Enhancing Critical Infrastructure Security Using Bluetooth Low Energy Traffic Sniffers

Jose A. Gutierrez del Arroyo

Abstract

Bluetooth Low Energy (BLE) is a wireless communications protocol used in Critical Infrastructure (CI) applications. Based on recent research trends, it is likely that the next generation of wireless sensor networks, a CI application that the Department of Defense (DoD) regularly employs in surveillance and reconnaissance missions, will include BLE as an inter-sensor communications protocol. Thus, future U.S. military missions may be directly impacted by the security of BLE. One natural way to help protect BLE sensors is to use BLE traffic sniffers to detect attacks. The primary limitation with current sniffers is that they can only capture one connection at a time, making them impractical for applications employing multiple BLE devices.
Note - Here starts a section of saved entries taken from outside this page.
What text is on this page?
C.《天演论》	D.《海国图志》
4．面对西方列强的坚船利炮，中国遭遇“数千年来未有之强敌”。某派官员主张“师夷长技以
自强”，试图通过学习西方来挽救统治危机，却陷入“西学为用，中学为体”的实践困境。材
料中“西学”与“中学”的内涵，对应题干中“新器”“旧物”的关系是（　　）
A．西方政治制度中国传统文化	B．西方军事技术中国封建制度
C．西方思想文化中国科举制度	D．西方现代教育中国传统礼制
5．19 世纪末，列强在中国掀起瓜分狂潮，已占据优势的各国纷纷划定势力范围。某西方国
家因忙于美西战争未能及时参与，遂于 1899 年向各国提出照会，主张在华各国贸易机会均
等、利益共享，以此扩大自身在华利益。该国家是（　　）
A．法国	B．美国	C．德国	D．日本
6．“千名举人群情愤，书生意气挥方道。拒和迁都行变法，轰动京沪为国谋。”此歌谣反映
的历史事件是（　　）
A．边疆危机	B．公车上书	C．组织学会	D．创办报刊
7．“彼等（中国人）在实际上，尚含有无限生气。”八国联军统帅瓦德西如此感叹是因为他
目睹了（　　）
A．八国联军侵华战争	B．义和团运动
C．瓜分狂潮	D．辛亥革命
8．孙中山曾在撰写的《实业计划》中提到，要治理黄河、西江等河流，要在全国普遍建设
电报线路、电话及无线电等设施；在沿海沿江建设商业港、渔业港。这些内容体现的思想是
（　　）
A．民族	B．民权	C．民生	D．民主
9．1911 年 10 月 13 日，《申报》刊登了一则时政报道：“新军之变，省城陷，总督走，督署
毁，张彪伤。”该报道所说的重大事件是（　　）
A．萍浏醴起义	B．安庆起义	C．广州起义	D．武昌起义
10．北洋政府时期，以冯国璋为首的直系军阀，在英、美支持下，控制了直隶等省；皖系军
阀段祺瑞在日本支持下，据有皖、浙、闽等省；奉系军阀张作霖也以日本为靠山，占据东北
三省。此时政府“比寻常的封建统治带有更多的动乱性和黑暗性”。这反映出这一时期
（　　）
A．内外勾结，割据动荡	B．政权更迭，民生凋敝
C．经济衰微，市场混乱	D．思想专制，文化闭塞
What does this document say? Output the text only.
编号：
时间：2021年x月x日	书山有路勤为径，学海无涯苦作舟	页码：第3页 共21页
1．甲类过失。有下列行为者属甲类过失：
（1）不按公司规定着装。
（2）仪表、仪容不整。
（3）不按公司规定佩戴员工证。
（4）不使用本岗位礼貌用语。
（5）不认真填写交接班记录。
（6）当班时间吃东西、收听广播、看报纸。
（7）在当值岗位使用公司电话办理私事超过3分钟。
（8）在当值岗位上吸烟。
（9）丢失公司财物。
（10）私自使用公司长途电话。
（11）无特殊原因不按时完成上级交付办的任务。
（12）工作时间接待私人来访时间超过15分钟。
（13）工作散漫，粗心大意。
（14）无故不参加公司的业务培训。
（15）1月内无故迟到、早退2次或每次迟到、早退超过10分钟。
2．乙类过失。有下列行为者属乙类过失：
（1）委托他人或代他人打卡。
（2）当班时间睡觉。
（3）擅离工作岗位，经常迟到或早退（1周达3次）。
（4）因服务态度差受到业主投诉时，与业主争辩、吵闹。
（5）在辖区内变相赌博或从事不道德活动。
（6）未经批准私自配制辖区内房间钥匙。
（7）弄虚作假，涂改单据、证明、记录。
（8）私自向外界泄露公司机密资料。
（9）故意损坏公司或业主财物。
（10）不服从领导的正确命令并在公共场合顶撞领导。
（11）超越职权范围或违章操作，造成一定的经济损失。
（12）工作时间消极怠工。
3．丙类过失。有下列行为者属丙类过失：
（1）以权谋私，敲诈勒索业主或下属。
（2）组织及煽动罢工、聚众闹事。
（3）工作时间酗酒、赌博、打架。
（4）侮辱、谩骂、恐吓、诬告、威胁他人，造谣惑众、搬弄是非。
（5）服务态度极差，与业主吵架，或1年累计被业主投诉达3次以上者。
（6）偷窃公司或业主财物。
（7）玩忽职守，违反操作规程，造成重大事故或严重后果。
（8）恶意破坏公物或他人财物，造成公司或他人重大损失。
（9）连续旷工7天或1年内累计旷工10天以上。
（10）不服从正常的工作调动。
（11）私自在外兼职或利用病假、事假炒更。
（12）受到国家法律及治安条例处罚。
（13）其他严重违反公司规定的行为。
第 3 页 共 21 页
This work aims to overcome that limitation to help secure the types of BLE sensor networks employed by the DoD. First, this work identifies vulnerabilities and enumerates attack vectors against a BLE wireless industrial sensor, presenting a list of security best practices that vendors and end-users can follow and demonstrating how users can employ BLE sniffers to detect attacks. The work then introduces BLE-Multi, an enhancement to an open-source BLE sniffer that can simultaneously and reliably capture multiple connections. Finally, the work presents and executes a methodology to evaluate BLE sniffers. Under the evaluation conditions applied, BLE-Multi achieves simultaneous capture of multiple active connections, paving the way for automated defensive tools that can be used by the DoD and security community. The contributions within are published in one journal article and one conference paper and were presented at three conferences focused on wireless security and CI protection.